As soon as class was done I hurried out of the room and down to the basement, wanting only the warm, stale air of the bathroom. I would wait out the lunch period with the comics I had slipped into my backpack that morning: hundreds of pages of anti-mutant prejudice, terrifying possible futures, and psychic struggles against mind-controlling sadists, protected by Mylar bags and stiff sheets of cardboard. When I reached the bottom of the stairs, though, the door, with its ancient wooden BOYS sign, was propped open by a yellow cone, and a heavy Mexican woman in a smock was pushing an industrial mop across the floor. From above I heard the throb of footsteps, the buzz of voices, the entire school heading toward the cafeteria over our heads. Farther down the scruffy hallway, past the huge room where cafeteria workers fed plates and trays into massive dishwashers, was the computer room. Keeping the promise I had made to myself at Wilson, I had never been inside. But things had changed, and a girlfriend was not on the horizon, and computer nerd was a more appealing identity than kid who hangs out in the toilets in the basement, barely.
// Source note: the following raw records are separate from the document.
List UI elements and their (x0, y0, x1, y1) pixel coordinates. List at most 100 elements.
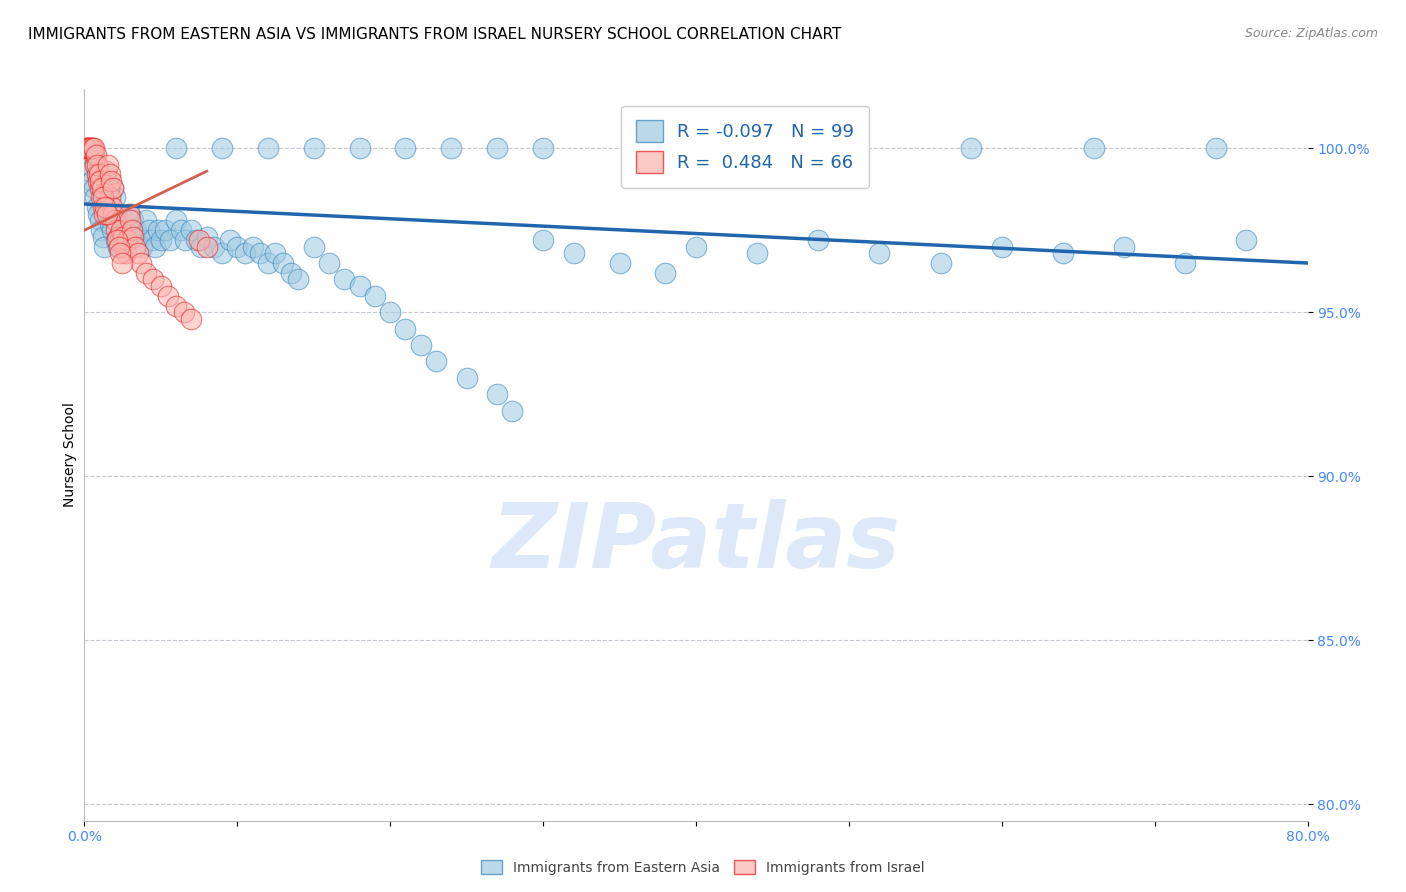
Point (960, 141, 983, 155)
Legend: Immigrants from Eastern Asia, Immigrants from Israel: Immigrants from Eastern Asia, Immigrants… (475, 855, 931, 880)
Point (110, 223, 132, 237)
Point (364, 289, 387, 303)
Point (195, 240, 218, 254)
Point (87, 207, 110, 221)
Point (149, 233, 172, 247)
Point (302, 141, 325, 155)
Point (114, 223, 136, 237)
Point (128, 229, 150, 244)
Point (190, 240, 212, 254)
Point (79, 164, 101, 178)
Point (77, 141, 100, 155)
Point (349, 279, 371, 293)
Point (104, 190, 127, 204)
Point (89, 180, 111, 194)
Point (1083, 141, 1105, 155)
Point (349, 141, 371, 155)
Point (159, 233, 181, 247)
Point (97, 207, 120, 221)
Text: IMMIGRANTS FROM EASTERN ASIA VS IMMIGRANTS FROM ISRAEL NURSERY SCHOOL CORRELATIO: IMMIGRANTS FROM EASTERN ASIA VS IMMIGRAN… (28, 27, 842, 42)
Point (93, 207, 115, 221)
Point (609, 256, 631, 270)
Point (111, 229, 134, 244)
Point (76, 141, 98, 155)
Point (120, 213, 142, 227)
Point (127, 246, 149, 260)
Point (202, 240, 225, 254)
Point (103, 207, 125, 221)
Point (86, 168, 108, 182)
Point (271, 256, 294, 270)
Point (394, 321, 416, 335)
Point (110, 246, 132, 260)
Point (125, 223, 148, 237)
Point (165, 141, 187, 155)
Point (174, 233, 197, 247)
Point (716, 141, 738, 155)
Point (80, 174, 103, 188)
Point (531, 141, 554, 155)
Point (486, 141, 509, 155)
Point (87, 174, 110, 188)
Point (685, 240, 707, 254)
Point (1052, 246, 1074, 260)
Point (114, 246, 136, 260)
Point (257, 141, 280, 155)
Point (90, 190, 112, 204)
Point (91, 200, 114, 214)
Point (654, 266, 676, 280)
Point (165, 213, 187, 227)
Point (77, 141, 100, 155)
Point (302, 240, 325, 254)
Point (456, 371, 478, 385)
Point (287, 272, 309, 286)
Point (80, 141, 103, 155)
Point (838, 141, 860, 155)
Point (155, 223, 177, 237)
Point (83, 180, 105, 194)
Point (91, 229, 114, 244)
Point (141, 233, 163, 247)
Point (143, 240, 166, 254)
Point (249, 246, 271, 260)
Point (180, 311, 202, 326)
Point (233, 246, 256, 260)
Point (111, 233, 134, 247)
Point (264, 246, 287, 260)
Point (79, 141, 101, 155)
Point (84, 190, 107, 204)
Point (97, 158, 120, 172)
Point (101, 180, 124, 194)
Point (990, 240, 1012, 254)
Point (96, 197, 118, 211)
Point (105, 233, 128, 247)
Point (124, 240, 146, 254)
Point (108, 207, 131, 221)
Point (82, 141, 104, 155)
Point (83, 141, 105, 155)
Point (122, 213, 145, 227)
Point (165, 299, 187, 313)
Point (112, 240, 135, 254)
Point (107, 229, 129, 244)
Point (318, 256, 340, 270)
Point (149, 279, 172, 293)
Point (226, 240, 249, 254)
Point (115, 233, 138, 247)
Text: ZIPatlas: ZIPatlas (492, 499, 900, 587)
Point (195, 229, 218, 244)
Point (409, 338, 432, 352)
Point (98, 168, 121, 182)
Point (211, 246, 233, 260)
Point (90, 223, 112, 237)
Point (93, 240, 115, 254)
Point (745, 246, 768, 260)
Point (76, 141, 98, 155)
Point (122, 229, 145, 244)
Point (394, 141, 416, 155)
Point (87, 168, 110, 182)
Point (107, 240, 129, 254)
Point (103, 180, 125, 194)
Point (98, 190, 121, 204)
Point (624, 141, 647, 155)
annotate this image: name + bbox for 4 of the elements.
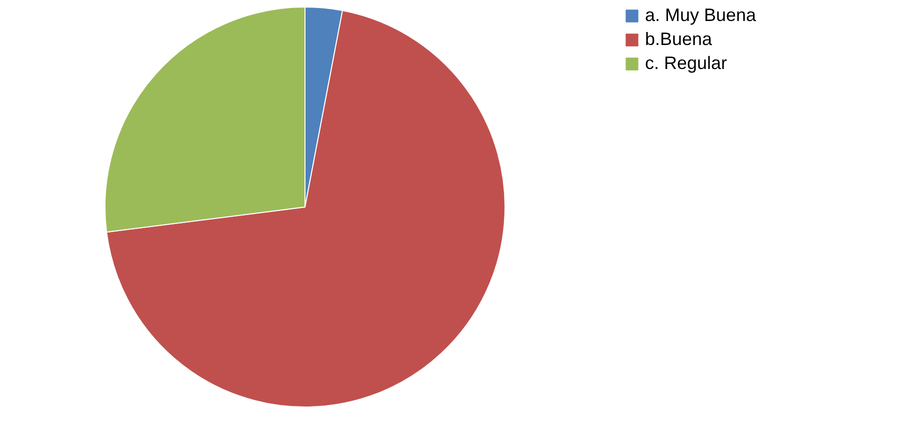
legend-label: c. Regular (645, 53, 728, 73)
legend-label: a. Muy Buena (645, 5, 758, 25)
legend-label: b.Buena (645, 29, 714, 49)
pie-slice (106, 10, 506, 408)
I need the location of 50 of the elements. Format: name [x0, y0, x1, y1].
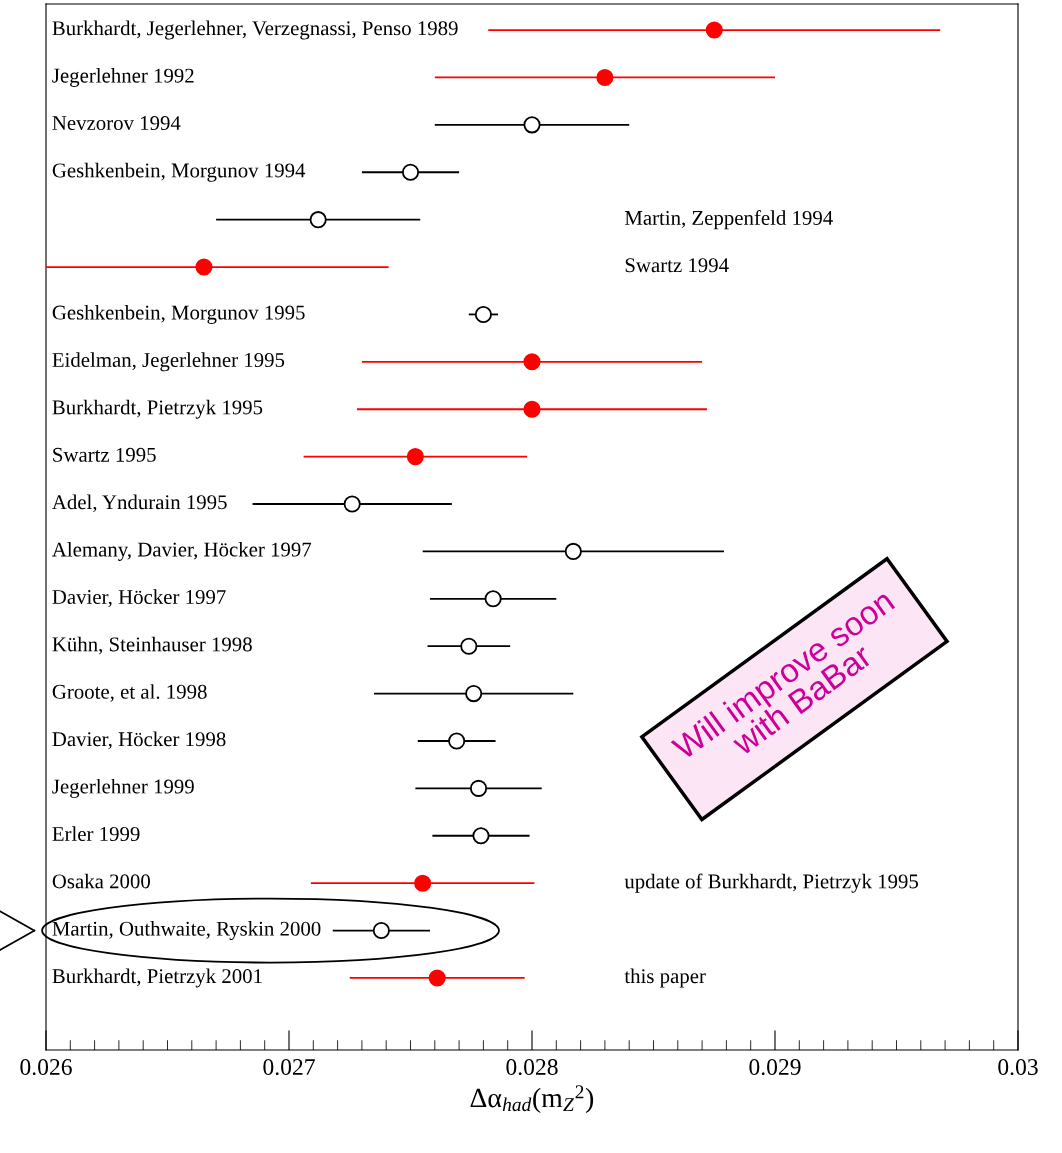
- y-tick-label: Geshkenbein, Morgunov 1994: [52, 162, 306, 182]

I peered through the narrow window in the door. Guy Learmont, who was tiny and in my Spanish class, was watching a kid I didn’t know play Toxic Ravine at a terminal on the far side of the room. In the months before I’d started at MLK I had imagined the inside of the building, the other students, the adult life I would finally achieve there. This fantasy, vague as to details but emotionally vivid and specific, had withdrawn from my consciousness the minute I stepped through the doors of the real place. But it had survived, undiminished, as though sealed in an airtight compartment in my brain, and now, in a gust of nostalgia for a world that would never exist, it returned. I mourned it for a second, and then I said goodbye and pushed open the door to the computer room.
“Fuck, it’s Muller,” Guy Learmont said as I walked in. Near the beginning of the year, Learmont had made the mistake of confiding in Jerry Osteen, and now the entire school knew he had only one testicle. Bill Fleig, typing rapidly at a terminal in the corner, didn’t look up.
Brilliant white paint coated the walls, the pipes, the light fixtures, thick enough to give the room an alkaline scent. There were seven free computers, each with twelve times as much memory as the Packard Bell in my bedroom. Learmont’s friend’s machine emitted happy music and occasional shouts of “I’m hungry!” Thickets of code ran down Bill Fleig’s screen.